Okay, I admit it, I'm steaming mad. My son, about whom I often write, is 5 years old. He adores superheroes. Simply adores. For his age group, I am quite certain we have one of the biggest superhero toy collections on the planet. One of our favorites used to be Fisher-Price's Imaginext. The Short One, who plays with these toys every single day, always regretted the fact that they didn't make any girl superhero toys. So, he decided to write to the company to ask them to make some - so he could buy them, of course. Unfortunately, he wrote the letter in pencil, so it's a little hard to read (read: impossible), but I'll transcribe it below:
or, in other words:
I really like your toys. Please make a wonder woman figure because a different company makes
a different kind that I don't like. And can you please make an Artimus (sic) figure Green
Arrow's helper. And can you please make a Miss Martian Toy.
The Short One (okay, he really wrote his name)
This is the wonderful response that we just received, a week later:
Actually, here's the whole letter, if you have any interest in reading it.
Now, I am an intellectual property lawyer with a decade of experience, so I know exactly who wrote this letter - especially the paragraph I highlighted above - and why.
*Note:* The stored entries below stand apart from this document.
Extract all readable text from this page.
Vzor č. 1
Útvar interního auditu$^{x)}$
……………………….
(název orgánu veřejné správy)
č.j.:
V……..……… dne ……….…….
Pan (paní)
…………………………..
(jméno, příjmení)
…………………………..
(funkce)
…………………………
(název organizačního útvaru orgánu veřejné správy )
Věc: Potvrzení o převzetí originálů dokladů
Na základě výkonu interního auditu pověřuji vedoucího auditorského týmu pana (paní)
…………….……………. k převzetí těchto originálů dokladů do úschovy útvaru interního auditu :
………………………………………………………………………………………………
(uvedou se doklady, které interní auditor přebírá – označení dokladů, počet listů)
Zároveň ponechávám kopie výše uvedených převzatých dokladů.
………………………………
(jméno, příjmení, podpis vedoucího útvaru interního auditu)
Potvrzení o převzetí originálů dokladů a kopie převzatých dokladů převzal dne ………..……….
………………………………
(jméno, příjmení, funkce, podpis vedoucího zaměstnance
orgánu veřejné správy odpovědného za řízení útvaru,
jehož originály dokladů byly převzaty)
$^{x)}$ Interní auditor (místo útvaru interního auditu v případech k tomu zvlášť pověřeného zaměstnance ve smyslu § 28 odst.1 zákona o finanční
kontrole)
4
What I would like to know is whose good judgment decided this rights letter would be a necessary thing to write to a child who is not yet in kindergarten (and, yes, the letter was addressed to him)? Intellectual property rights? Royalties? Licensing? He just wanted a new toy.
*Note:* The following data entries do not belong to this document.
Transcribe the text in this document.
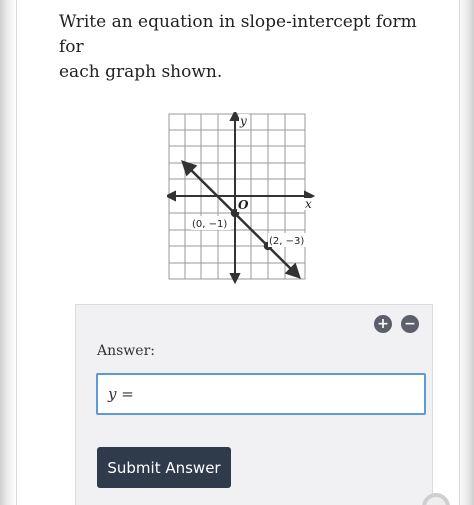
Write an equation in slope-intercept form for
each graph shown.
y
x
O
(0, −1)
(2, −3)
+ −
Answer:
y =
Submit Answer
We appreciate your timely response. Based on said response, it is clear that you need better legal counsel and more common sense.
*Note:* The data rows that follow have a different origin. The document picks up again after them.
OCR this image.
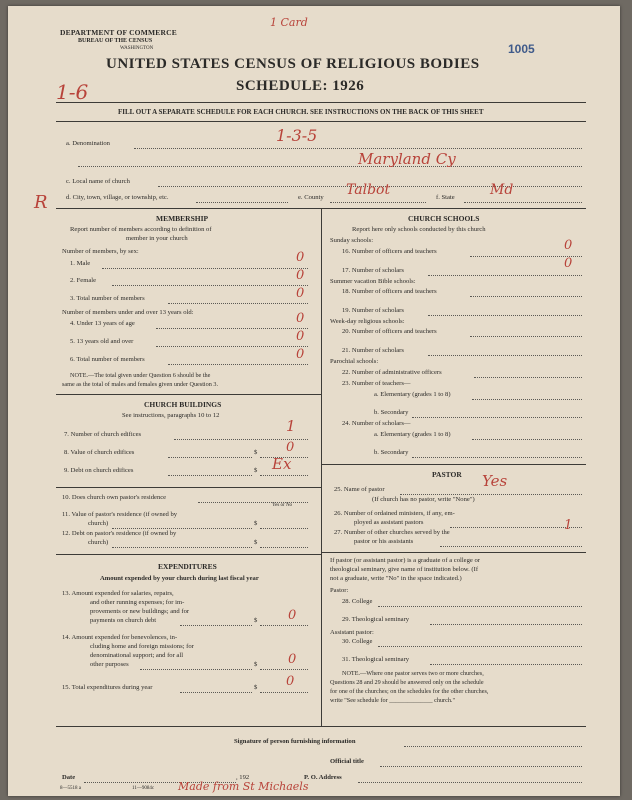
DEPARTMENT OF COMMERCE
BUREAU OF THE CENSUS
WASHINGTON
1 Card
1005
UNITED STATES CENSUS OF RELIGIOUS BODIES
1-6	SCHEDULE: 1926
FILL OUT A SEPARATE SCHEDULE FOR EACH CHURCH. SEE INSTRUCTIONS ON THE BACK OF THIS SHEET
a. Denomination	1-3-5
Maryland Cy
c. Local name of church
R	d. City, town, village, or township, etc.	e. County Talbot	f. State	Md
MEMBERSHIP
Report number of members according to definition of
member in your church
Number of members, by sex:
1. Male	0
2. Female	0
3. Total number of members	0
Number of members under and over 13 years old:
4. Under 13 years of age	0
5. 13 years old and over	0
6. Total number of members	0
NOTE.—The total given under Question 6 should be the
same as the total of males and females given under Question 3.
CHURCH BUILDINGS
See instructions, paragraphs 10 to 12
7. Number of church edifices	1
8. Value of church edifices	$ 0
9. Debt on church edifices	$ Ex
10. Does church own pastor's residence
Yes or No
11. Value of pastor's residence (if owned by
church)	$
12. Debt on pastor's residence (if owned by
church)	$
EXPENDITURES
Amount expended by your church during last fiscal year
13. Amount expended for salaries, repairs,
and other running expenses; for im-
provements or new buildings; and for
payments on church debt	$ 0
14. Amount expended for benevolences, in-
cluding home and foreign missions; for
denominational support; and for all
other purposes	$ 0
15. Total expenditures during year	$ 0
CHURCH SCHOOLS
Report here only schools conducted by this church
Sunday schools:
16. Number of officers and teachers	0
17. Number of scholars	0
Summer vacation Bible schools:
18. Number of officers and teachers
19. Number of scholars
Week-day religious schools:
20. Number of officers and teachers
21. Number of scholars
Parochial schools:
22. Number of administrative officers
23. Number of teachers—
a. Elementary (grades 1 to 8)
b. Secondary
24. Number of scholars—
a. Elementary (grades 1 to 8)
b. Secondary
PASTOR
25. Name of pastor	Yes
(If church has no pastor, write "None")
26. Number of ordained ministers, if any, em-
ployed as assistant pastors
27. Number of other churches served by the
pastor or his assistants
1
If pastor (or assistant pastor) is a graduate of a college or
theological seminary, give name of institution below. (If
not a graduate, write "No" in the space indicated.)
Pastor:
28. College
29. Theological seminary
Assistant pastor:
30. College
31. Theological seminary
NOTE.—Where one pastor serves two or more churches,
Questions 28 and 29 should be answered only on the schedule
for one of the churches; on the schedules for the other churches,
write "See schedule for ______________ church."
Signature of person furnishing information
Official title
Date	, 192	P. O. Address
8—5518 a	11—9084c Made from St Michaels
The complimentary Mattel magnet with the slogan "Inspring Kids' Imaginations" enclosed in my son's original envelope that you returned to us was quite a surprise. You have certainly stimulated our creativity and imagination while we consider how best to use this gift.
Thank you so much for destroying my child's dreams. We can tell you must be the world's largest toy company simply by the level of sensitivity with which you handled this request.